Apps Are Getting Heavier

If you look back at the apps that appeared on early smartphones, even after filtering out all the flatulance-generators, they were pretty simplistic. As processing power increased, so did the complexity and size of applications. Today there’s little difference between a mobile and desktop web browser, word processor, video editor, music player, and even video games are approaching console-level features and scope.


When you buy a mid-range phone you’re always surfing that edge of snappy usability. A mid-range phone might feel as good in day-to-day use as a flagship for the first year, but then as apps get heavier the flagshp keeps pace for much, much longer. This can lead to a situation where you feel pressured to upgrade your mid-range phone more often than a flagship owner. Ultimately over the course of five or six years you may end up spending more money on multiple mid-range phones than a single flagship, and never enjoyed the perks of it at any point.

Your Eyes and Ears Will Thank You

A phone’s screen and speakers are the components you spend the most time actually directly interfacing with. All the output your phone generates is filtered through these two devices. Flagship phones tend to have the best screens and speaker systems that money can buy, and no matter what you use your phone for you’ll enjoy the benefits.


While OLED screens and better audio are now appearing in mid-range phones, the flagship versions of these technologies are still better. Screens are brighter with better sunlight readability. Refresh rates are faster. Colors and HDR pop like nothing else, and more of the audio range is teased out from those tiny drivers.

We use our phones to consume a ton of multimedia, and if you’re looking at photos, reading lots of text, playing games, and watching video on your phone often, the quality of flagship displays and audio alone are worth the asking price.

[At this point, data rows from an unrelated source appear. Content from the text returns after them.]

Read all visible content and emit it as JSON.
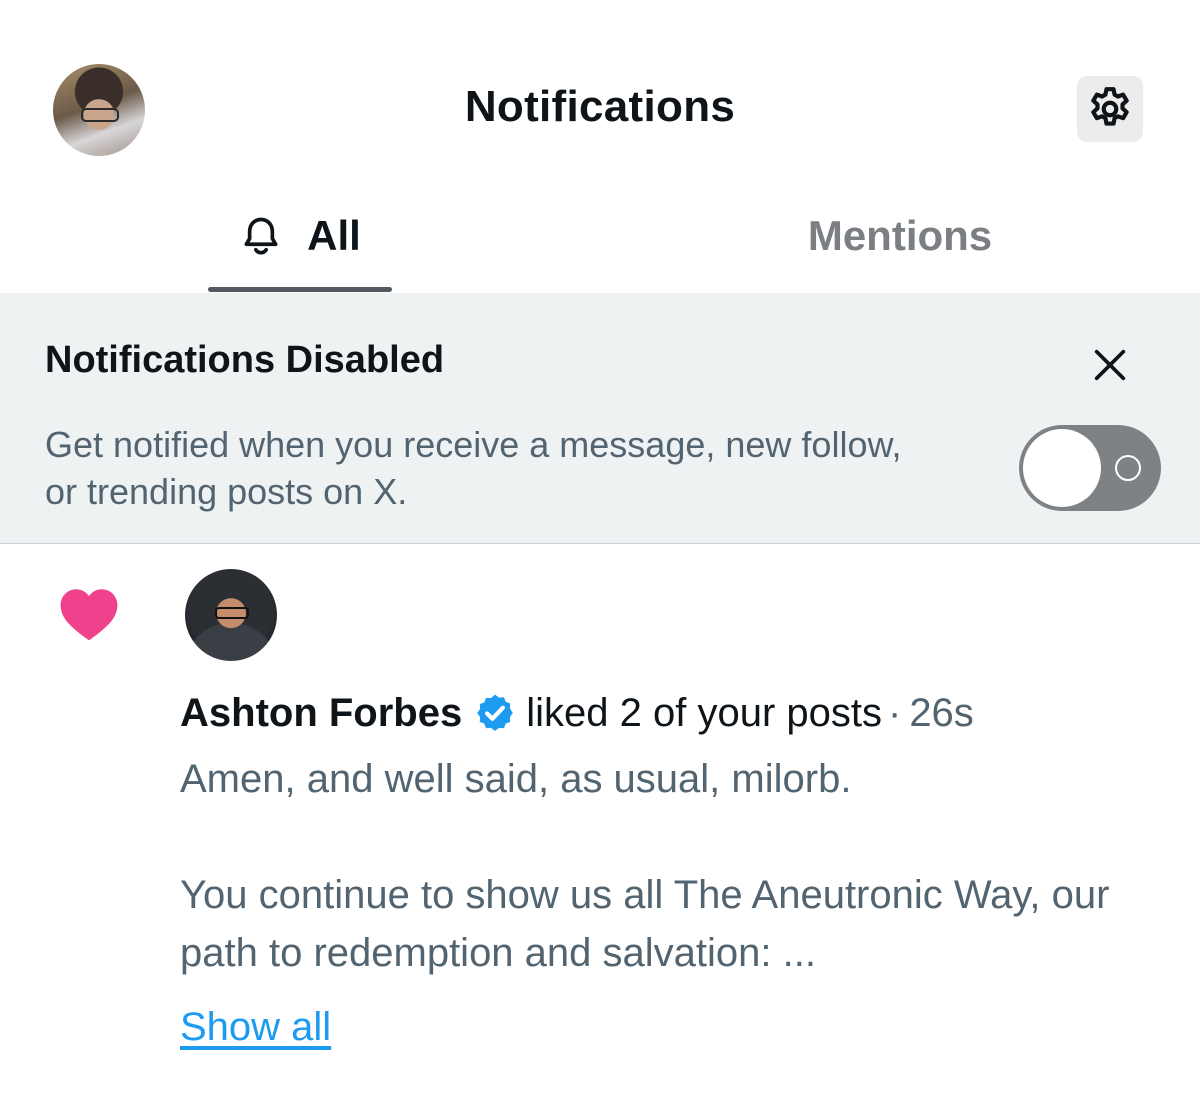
{
  "header": {
    "title": "Notifications",
    "avatar": "profile-avatar",
    "settings_icon": "gear-icon"
  },
  "tabs": [
    {
      "label": "All",
      "icon": "bell-icon",
      "active": true
    },
    {
      "label": "Mentions",
      "active": false
    }
  ],
  "banner": {
    "title": "Notifications Disabled",
    "text": "Get notified when you receive a message, new follow, or trending posts on X.",
    "close_icon": "close-icon",
    "toggle_on": false
  },
  "notification": {
    "icon": "heart-icon",
    "user_name": "Ashton Forbes",
    "verified": true,
    "action": "liked 2 of your posts",
    "separator": "·",
    "time": "26s",
    "post_text": "Amen, and well said, as usual, milorb.\n\nYou continue to show us all The Aneutronic Way, our path to redemption and salvation: ...",
    "show_all_label": "Show all"
  },
  "colors": {
    "heart": "#f0428c",
    "verified": "#1d9bf0",
    "banner_bg": "#eff2f3",
    "link": "#1d9bf0"
  }
}
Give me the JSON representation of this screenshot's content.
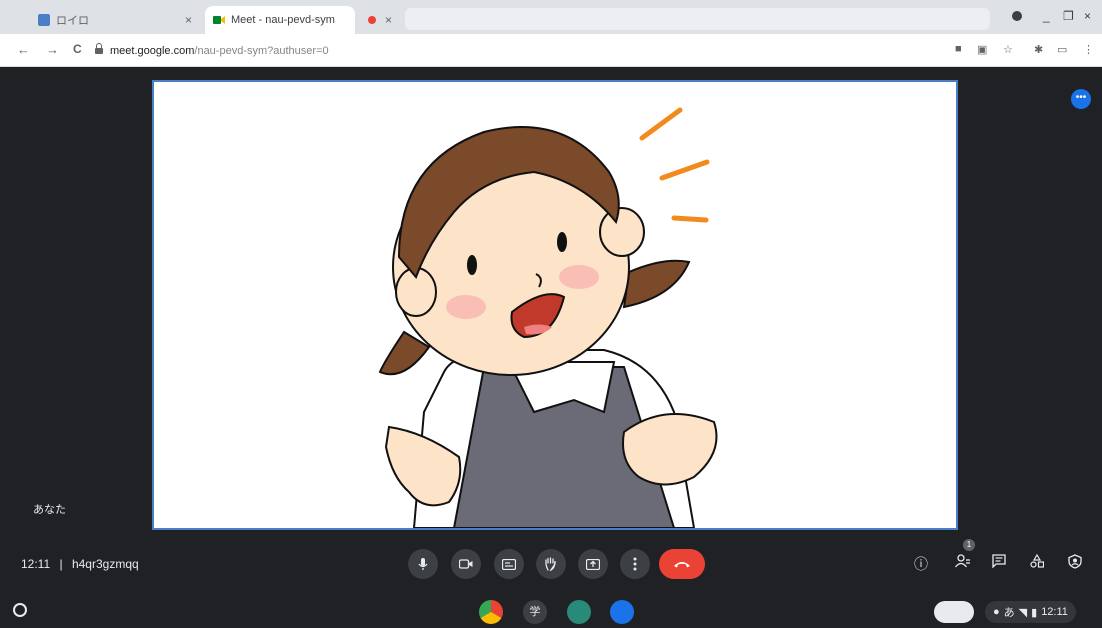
{
  "browser": {
    "tabs": [
      {
        "title": "ロイロ",
        "active": false,
        "close": "×"
      },
      {
        "title": "Meet - nau-pevd-sym",
        "active": true,
        "close": "×"
      },
      {
        "title": "",
        "active": false,
        "close": "×"
      }
    ],
    "window_controls": {
      "minimize": "_",
      "maximize": "❐",
      "close": "×"
    },
    "nav": {
      "back": "←",
      "forward": "→",
      "reload": "C"
    },
    "url_host": "meet.google.com",
    "url_path": "/nau-pevd-sym?authuser=0"
  },
  "meet": {
    "self_label": "あなた",
    "time": "12:11",
    "separator": "|",
    "meeting_code": "h4qr3gzmqq",
    "participant_badge": "1",
    "more_options": "•••",
    "controls": [
      "mic",
      "camera",
      "captions",
      "raise-hand",
      "present",
      "more",
      "end-call"
    ]
  },
  "shelf": {
    "ime_label": "学",
    "clock": "12:11",
    "status_icons": [
      "notification",
      "wifi",
      "battery"
    ]
  },
  "colors": {
    "background": "#202124",
    "video_border": "#4a7ec7",
    "end_call": "#ea4335",
    "accent": "#1a73e8"
  }
}
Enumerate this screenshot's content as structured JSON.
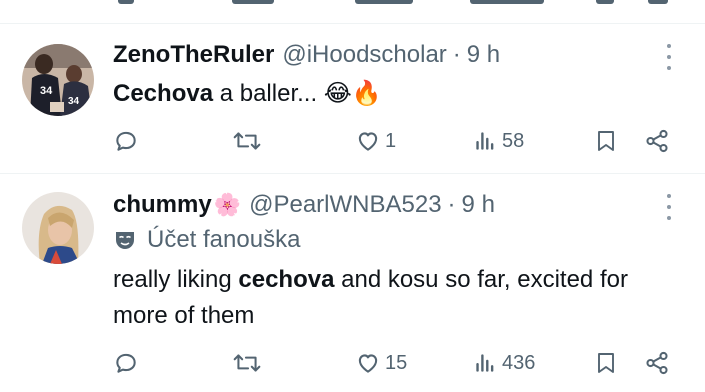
{
  "tweets": [
    {
      "display_name": "ZenoTheRuler",
      "handle": "@iHoodscholar",
      "separator": "·",
      "time": "9 h",
      "text_bold": "Cechova",
      "text_rest": " a baller...",
      "emojis": [
        "😂",
        "🔥"
      ],
      "replies": "",
      "retweets": "",
      "likes": "1",
      "views": "58"
    },
    {
      "display_name": "chummy",
      "name_emoji": "🌸",
      "handle": "@PearlWNBA523",
      "separator": "·",
      "time": "9 h",
      "fan_label": "Účet fanouška",
      "text_pre": "really liking ",
      "text_bold": "cechova",
      "text_post": " and kosu so far, excited for more of them",
      "replies": "",
      "retweets": "",
      "likes": "15",
      "views": "436"
    }
  ],
  "icons": {
    "reply": "reply-icon",
    "retweet": "retweet-icon",
    "like": "heart-icon",
    "views": "views-icon",
    "bookmark": "bookmark-icon",
    "share": "share-icon",
    "more": "more-icon",
    "fan": "mask-icon"
  },
  "colors": {
    "text": "#0f1419",
    "secondary": "#536471",
    "divider": "#eff3f4"
  }
}
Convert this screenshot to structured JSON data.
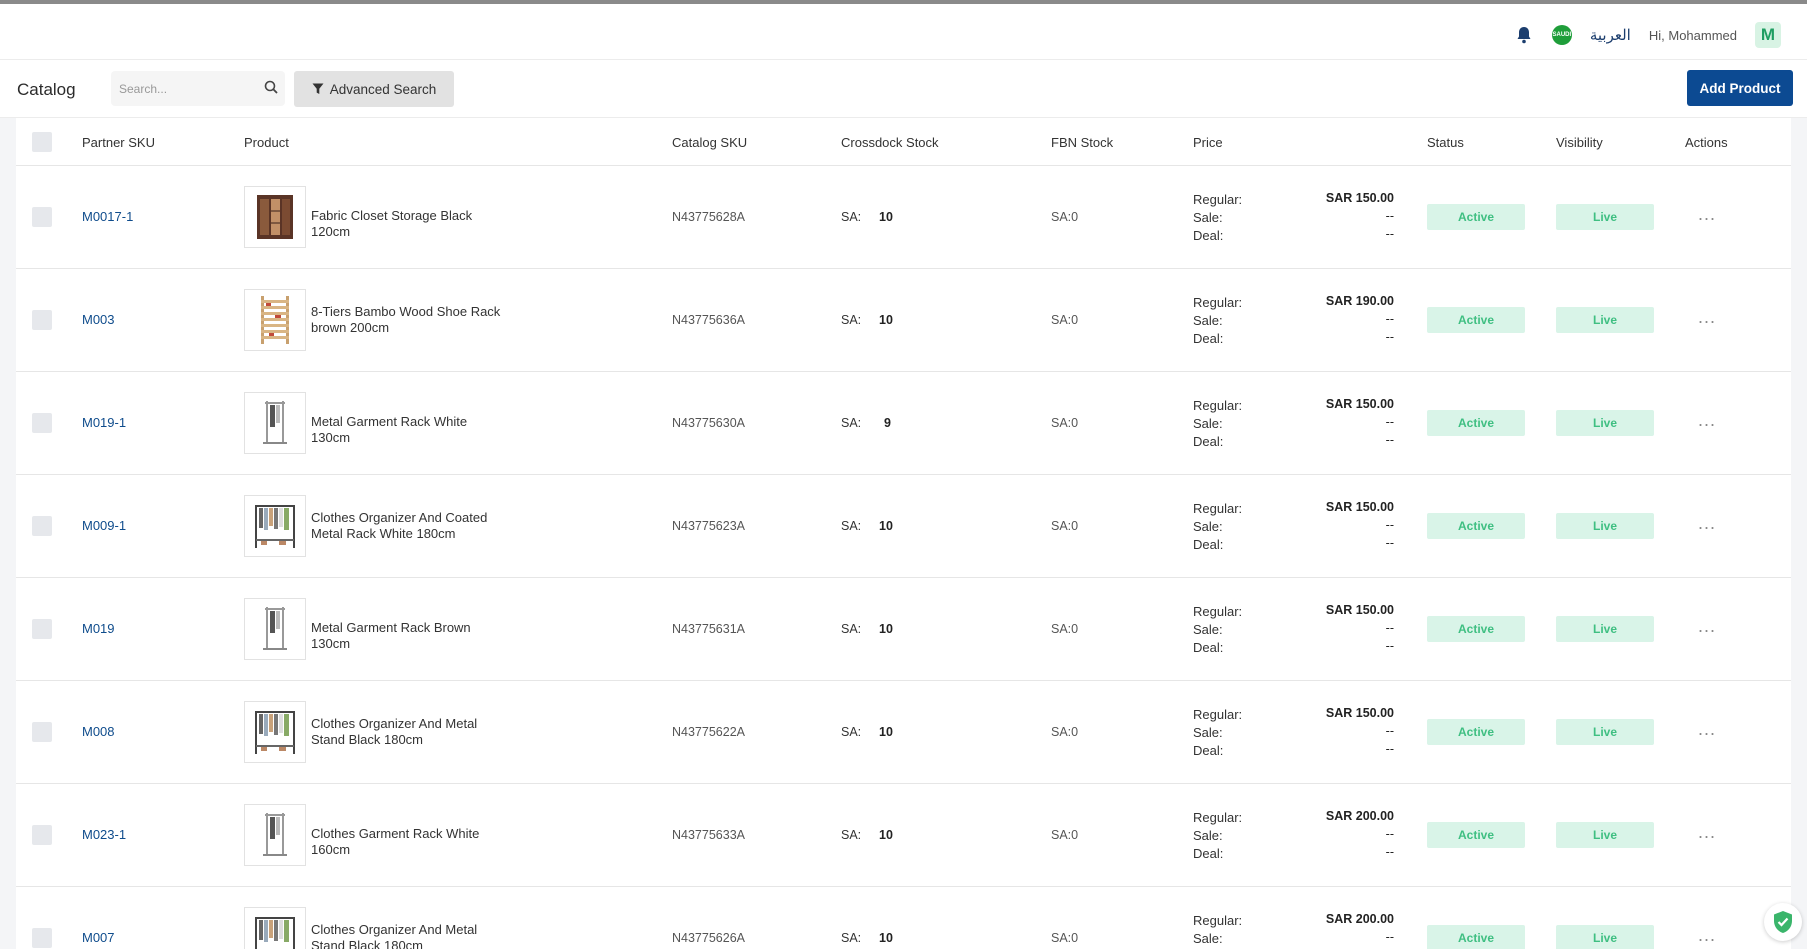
{
  "header": {
    "language": "العربية",
    "greeting": "Hi, Mohammed",
    "avatar_initial": "M",
    "flag_text": "SAUDI"
  },
  "toolbar": {
    "title": "Catalog",
    "search_placeholder": "Search...",
    "advanced_search": "Advanced Search",
    "add_product": "Add Product"
  },
  "columns": {
    "partner_sku": "Partner SKU",
    "product": "Product",
    "catalog_sku": "Catalog SKU",
    "crossdock": "Crossdock Stock",
    "fbn": "FBN Stock",
    "price": "Price",
    "status": "Status",
    "visibility": "Visibility",
    "actions": "Actions"
  },
  "labels": {
    "regular": "Regular:",
    "sale": "Sale:",
    "deal": "Deal:",
    "sa": "SA:",
    "dash": "--",
    "more": "..."
  },
  "rows": [
    {
      "sku": "M0017-1",
      "name": "Fabric Closet Storage Black 120cm",
      "catalog_sku": "N43775628A",
      "crossdock": "10",
      "fbn": "SA:0",
      "regular": "SAR 150.00",
      "status": "Active",
      "visibility": "Live",
      "thumb": "closet"
    },
    {
      "sku": "M003",
      "name": "8-Tiers Bambo Wood Shoe Rack brown 200cm",
      "catalog_sku": "N43775636A",
      "crossdock": "10",
      "fbn": "SA:0",
      "regular": "SAR 190.00",
      "status": "Active",
      "visibility": "Live",
      "thumb": "shelf"
    },
    {
      "sku": "M019-1",
      "name": "Metal Garment Rack White 130cm",
      "catalog_sku": "N43775630A",
      "crossdock": "9",
      "fbn": "SA:0",
      "regular": "SAR 150.00",
      "status": "Active",
      "visibility": "Live",
      "thumb": "rack"
    },
    {
      "sku": "M009-1",
      "name": "Clothes Organizer And Coated Metal Rack White 180cm",
      "catalog_sku": "N43775623A",
      "crossdock": "10",
      "fbn": "SA:0",
      "regular": "SAR 150.00",
      "status": "Active",
      "visibility": "Live",
      "thumb": "wide"
    },
    {
      "sku": "M019",
      "name": "Metal Garment Rack Brown 130cm",
      "catalog_sku": "N43775631A",
      "crossdock": "10",
      "fbn": "SA:0",
      "regular": "SAR 150.00",
      "status": "Active",
      "visibility": "Live",
      "thumb": "rack"
    },
    {
      "sku": "M008",
      "name": "Clothes Organizer And Metal Stand Black 180cm",
      "catalog_sku": "N43775622A",
      "crossdock": "10",
      "fbn": "SA:0",
      "regular": "SAR 150.00",
      "status": "Active",
      "visibility": "Live",
      "thumb": "wide"
    },
    {
      "sku": "M023-1",
      "name": "Clothes Garment Rack White 160cm",
      "catalog_sku": "N43775633A",
      "crossdock": "10",
      "fbn": "SA:0",
      "regular": "SAR 200.00",
      "status": "Active",
      "visibility": "Live",
      "thumb": "rack"
    },
    {
      "sku": "M007",
      "name": "Clothes Organizer And Metal Stand Black 180cm",
      "catalog_sku": "N43775626A",
      "crossdock": "10",
      "fbn": "SA:0",
      "regular": "SAR 200.00",
      "status": "Active",
      "visibility": "Live",
      "thumb": "wide"
    }
  ],
  "colors": {
    "brand": "#0c4a92",
    "sku_link": "#0f4c8c",
    "badge_bg": "#d9f4e8",
    "badge_text": "#3fbf82"
  }
}
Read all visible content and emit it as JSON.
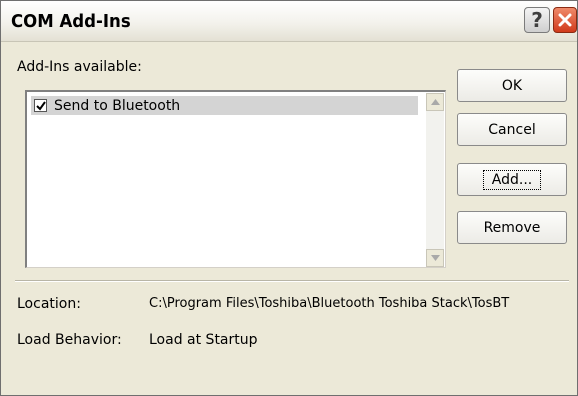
{
  "window": {
    "title": "COM Add-Ins",
    "help_glyph": "?",
    "close_icon": "close-icon"
  },
  "addins": {
    "label": "Add-Ins available:",
    "items": [
      {
        "label": "Send to Bluetooth",
        "checked": true,
        "selected": true
      }
    ]
  },
  "buttons": {
    "ok": "OK",
    "cancel": "Cancel",
    "add": "Add...",
    "remove": "Remove"
  },
  "details": {
    "location_label": "Location:",
    "location_value": "C:\\Program Files\\Toshiba\\Bluetooth Toshiba Stack\\TosBT",
    "load_behavior_label": "Load Behavior:",
    "load_behavior_value": "Load at Startup"
  }
}
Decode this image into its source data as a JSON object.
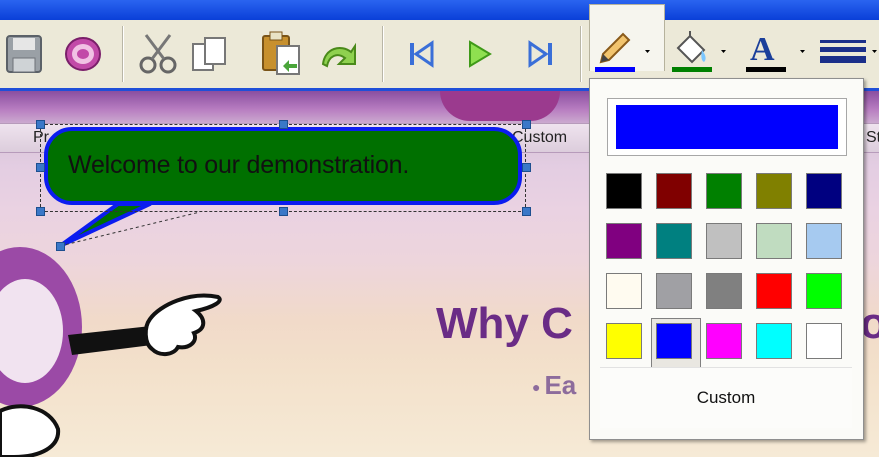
{
  "toolbar": {
    "buttons": [
      "save-icon",
      "spiral-icon",
      "cut-icon",
      "copy-icon",
      "paste-icon",
      "undo-icon",
      "first-frame-icon",
      "play-icon",
      "last-frame-icon",
      "line-color-icon",
      "fill-color-icon",
      "font-color-icon",
      "line-style-icon"
    ],
    "line_color": "#0000ff",
    "fill_color": "#008000",
    "font_color": "#000000"
  },
  "canvas": {
    "tab_labels": [
      "Pr",
      "Custom",
      "St"
    ],
    "callout_text": "Welcome to our demonstration.",
    "callout_fill": "#007000",
    "callout_border": "#0b1cf0",
    "heading_partial": "Why C",
    "heading_tail": "o",
    "subheading_partial": "Ea"
  },
  "color_picker": {
    "current_color": "#0000ff",
    "selected_index": 16,
    "swatches": [
      "#000000",
      "#800000",
      "#008000",
      "#808000",
      "#000080",
      "#800080",
      "#008080",
      "#c0c0c0",
      "#c0dcc0",
      "#a6caf0",
      "#fffbf0",
      "#a0a0a4",
      "#808080",
      "#ff0000",
      "#00ff00",
      "#ffff00",
      "#0000ff",
      "#ff00ff",
      "#00ffff",
      "#ffffff"
    ],
    "custom_label": "Custom"
  }
}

The Best Mobile Experience Is Still Worth Something

For most of us, most of the time, we always have to compromise. You drive a minivan and not a roadster. You don’t have the best house, or your TV is the best you could do on Black Friday. However, when it comes to a flagship phone, for once, we have the luxury of knowing that this is as good as it gets for everyone. Whether you’re Bill Gates, or Bill from HR, right now no one in the world has it better.